6) Raise blood pressure.
7) Increase C-reactive protein and other indicators of inflammation.
8) Raise blood sugar.

Gee, I wonder what it could be that’s causing all of the heart disease we’ve been seeing? If you’re an M.D., you’ll probably think that dietary fat is the culprit :rolleyes:.

Vegetarian baked beans. High fiber/protein, 0 fat 0 cholesterol. Just don’t dump a bunch of bacon or ham into it.

Just to be clear about one point, cholesterol itself is only found in animal products (meat, eggs, and dairy). But the body can manufacture cholesterol as well, in significantly larger amounts than what we eat directly, so the real question behind a “low cholesterol diet” is not “what foods are low in cholesterol”, but “what foods inhibit, or at least don’t promote, the body’s production of cholesterol”.

It’s been proven that dietary cholesterol intake has no effect on blood cholesterol levels and most doctors are now aware of this. Saturated fat is now considered by most medical professionals to be a contributor to high total cholesterol - but that’s debatable as well if you are interested in looking at the actual research.
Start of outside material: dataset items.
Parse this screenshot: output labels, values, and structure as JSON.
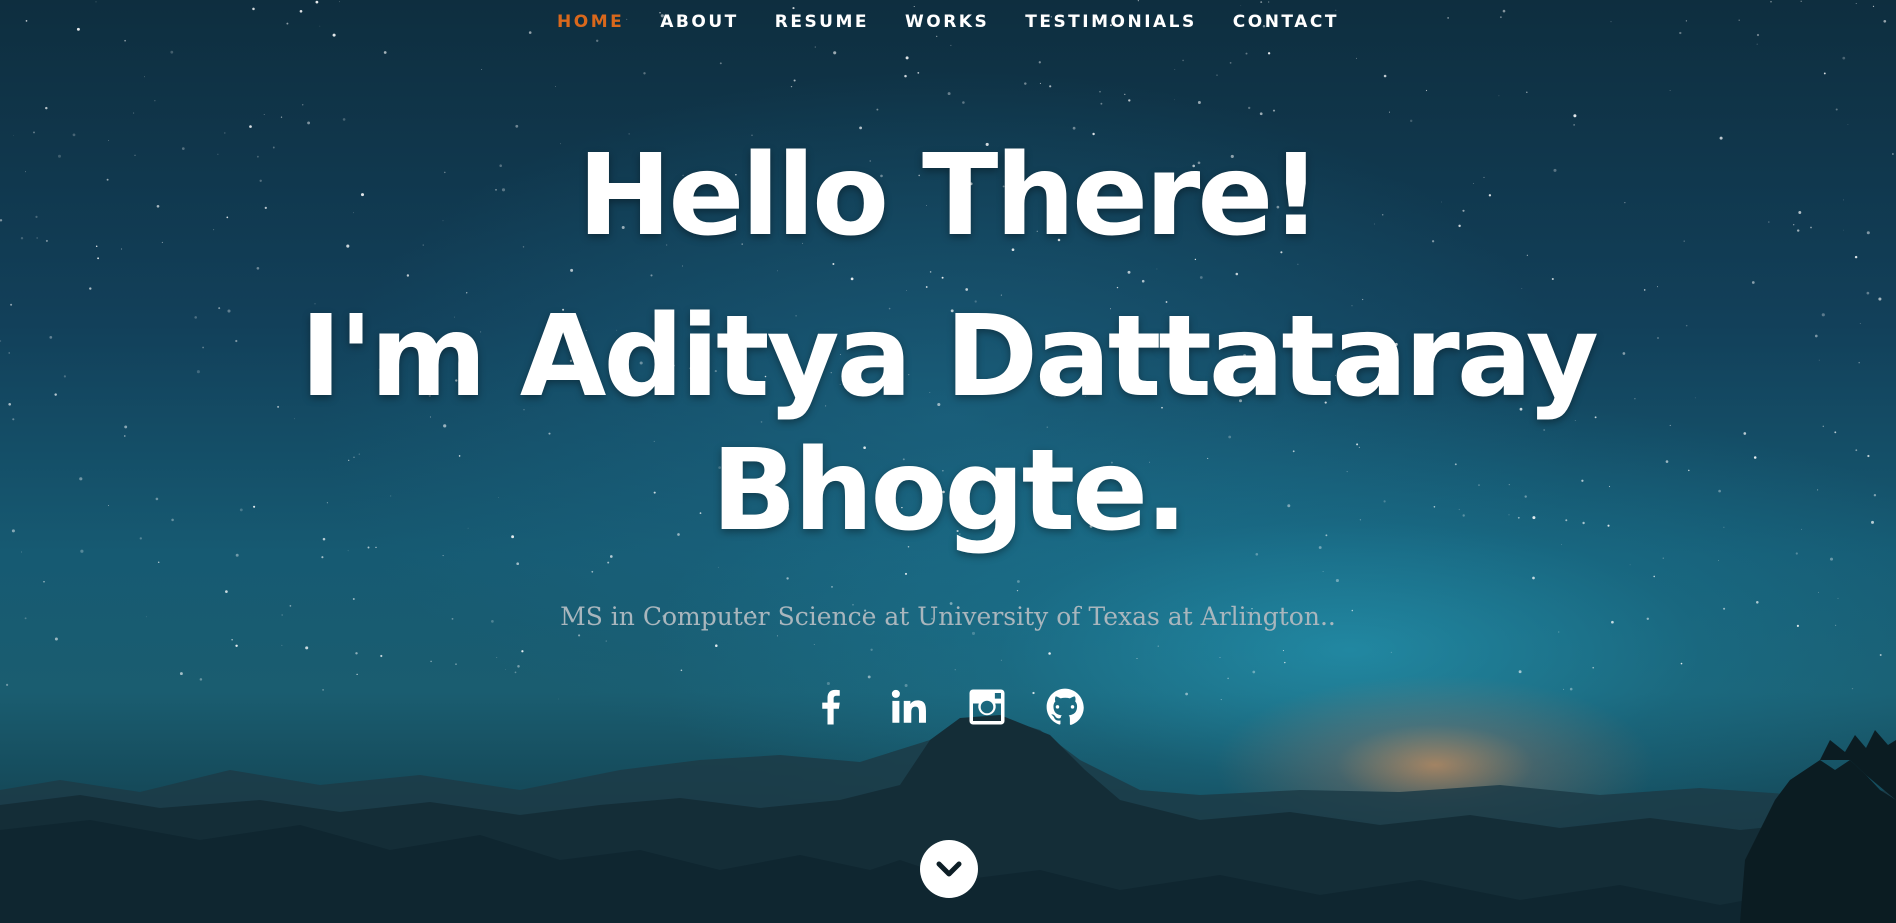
{
  "nav": {
    "items": [
      {
        "label": "HOME",
        "active": true
      },
      {
        "label": "ABOUT",
        "active": false
      },
      {
        "label": "RESUME",
        "active": false
      },
      {
        "label": "WORKS",
        "active": false
      },
      {
        "label": "TESTIMONIALS",
        "active": false
      },
      {
        "label": "CONTACT",
        "active": false
      }
    ],
    "active_color": "#d9681c"
  },
  "banner": {
    "greeting": "Hello There!",
    "name": "I'm Aditya Dattataray Bhogte.",
    "subtitle": "MS in Computer Science at University of Texas at Arlington.."
  },
  "social": [
    {
      "icon": "facebook-icon"
    },
    {
      "icon": "linkedin-icon"
    },
    {
      "icon": "instagram-icon"
    },
    {
      "icon": "github-icon"
    }
  ],
  "scroll_down": {
    "icon": "chevron-down-icon"
  }
}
OP: like Surreal I would assume what you are eating now will lead to higher cholesterol rather than lower (but it depends on your genetics really). Far too many carbohydrates. But compared with what the average person eats, that’s pretty good.

Gesundheit. :slight_smile:

Shrimp are high in cholesterol. Read the paragraph under “Shrimp provide cardiovascular benefits” on this websight. You might not want to have it for lunch too often.
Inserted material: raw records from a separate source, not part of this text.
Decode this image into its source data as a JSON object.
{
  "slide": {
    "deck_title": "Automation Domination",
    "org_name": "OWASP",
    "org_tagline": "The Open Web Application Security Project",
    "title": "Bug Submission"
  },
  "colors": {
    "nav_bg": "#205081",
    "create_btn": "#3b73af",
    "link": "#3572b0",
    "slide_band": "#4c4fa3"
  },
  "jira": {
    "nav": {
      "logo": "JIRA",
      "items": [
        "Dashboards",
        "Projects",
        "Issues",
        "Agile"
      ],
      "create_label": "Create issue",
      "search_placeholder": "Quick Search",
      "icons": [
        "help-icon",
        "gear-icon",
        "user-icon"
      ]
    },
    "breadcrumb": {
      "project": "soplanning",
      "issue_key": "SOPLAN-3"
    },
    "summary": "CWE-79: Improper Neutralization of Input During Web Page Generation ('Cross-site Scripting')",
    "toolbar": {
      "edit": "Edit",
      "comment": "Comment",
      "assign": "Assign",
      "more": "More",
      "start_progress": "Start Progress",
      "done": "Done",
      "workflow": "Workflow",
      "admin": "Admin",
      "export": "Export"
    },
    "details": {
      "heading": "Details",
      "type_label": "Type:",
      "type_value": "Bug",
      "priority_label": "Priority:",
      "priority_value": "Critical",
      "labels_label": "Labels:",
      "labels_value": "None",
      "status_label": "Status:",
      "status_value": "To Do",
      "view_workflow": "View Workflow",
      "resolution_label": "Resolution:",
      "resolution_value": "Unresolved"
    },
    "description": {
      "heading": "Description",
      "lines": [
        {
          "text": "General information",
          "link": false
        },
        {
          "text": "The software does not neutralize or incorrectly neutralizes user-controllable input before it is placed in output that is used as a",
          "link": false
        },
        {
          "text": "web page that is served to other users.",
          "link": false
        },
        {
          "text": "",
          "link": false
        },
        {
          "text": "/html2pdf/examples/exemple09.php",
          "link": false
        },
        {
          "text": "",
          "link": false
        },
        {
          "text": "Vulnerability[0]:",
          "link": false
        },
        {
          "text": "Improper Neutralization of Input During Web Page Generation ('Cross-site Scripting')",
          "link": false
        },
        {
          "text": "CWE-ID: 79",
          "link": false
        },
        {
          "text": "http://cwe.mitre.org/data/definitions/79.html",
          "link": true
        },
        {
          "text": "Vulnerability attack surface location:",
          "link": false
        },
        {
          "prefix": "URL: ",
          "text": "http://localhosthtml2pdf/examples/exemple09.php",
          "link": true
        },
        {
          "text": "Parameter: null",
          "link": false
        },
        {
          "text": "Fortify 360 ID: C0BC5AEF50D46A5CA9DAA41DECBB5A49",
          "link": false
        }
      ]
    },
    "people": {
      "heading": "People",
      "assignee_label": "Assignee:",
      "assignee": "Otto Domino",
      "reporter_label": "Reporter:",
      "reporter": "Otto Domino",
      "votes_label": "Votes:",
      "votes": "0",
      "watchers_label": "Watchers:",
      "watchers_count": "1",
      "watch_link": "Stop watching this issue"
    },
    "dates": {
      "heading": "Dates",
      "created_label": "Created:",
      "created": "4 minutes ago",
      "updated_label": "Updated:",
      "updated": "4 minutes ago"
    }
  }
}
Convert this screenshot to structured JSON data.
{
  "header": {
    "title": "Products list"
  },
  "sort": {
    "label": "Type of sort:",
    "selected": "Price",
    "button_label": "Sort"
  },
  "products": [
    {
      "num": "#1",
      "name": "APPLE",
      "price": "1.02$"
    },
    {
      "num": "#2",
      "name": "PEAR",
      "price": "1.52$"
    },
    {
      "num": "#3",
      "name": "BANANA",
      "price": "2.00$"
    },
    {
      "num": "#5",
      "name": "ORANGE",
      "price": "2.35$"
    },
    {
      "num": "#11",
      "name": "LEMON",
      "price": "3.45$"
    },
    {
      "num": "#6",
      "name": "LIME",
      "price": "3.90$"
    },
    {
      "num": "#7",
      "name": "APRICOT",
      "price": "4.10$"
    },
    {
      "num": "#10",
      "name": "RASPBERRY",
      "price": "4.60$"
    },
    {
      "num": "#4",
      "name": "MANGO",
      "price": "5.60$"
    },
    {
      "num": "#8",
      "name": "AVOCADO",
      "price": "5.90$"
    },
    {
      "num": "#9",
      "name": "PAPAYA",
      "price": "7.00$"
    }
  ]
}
[quote=“Surreal, post:14, topic:547631”]

Lots of misinformation above I don’t have time to address.

If you’re concerned about your cholesterol, why are you eating all the carbohydrates? There is no empirical evidence to support the Lipid Hypothesis, but plenty of evidence to suggest carbohydrates are atherogenic.
Carbohydrates:

1) Increase triglycerides.
2) Reduce HDL.
3) Increase LDL, particularly the small, dense LDL particles that are thought to have increased tendency to penetrate the endothelial barrier of the arteries, have been shown to oxidize more readily, and are more likely to undergo glycation.
4) Increase VLDL.
5) Promote the insulin response driving fat into the fat cells, particularly visceral fat.
6) Raise blood pressure.
7) Increase C-reactive protein and other indicators of inflammation.
8) Raise blood sugar.

QUOTE]
GREAT summary!! More and more evidence coming out supporting every point given here. You need cholesterol, and sat fat has been demonized.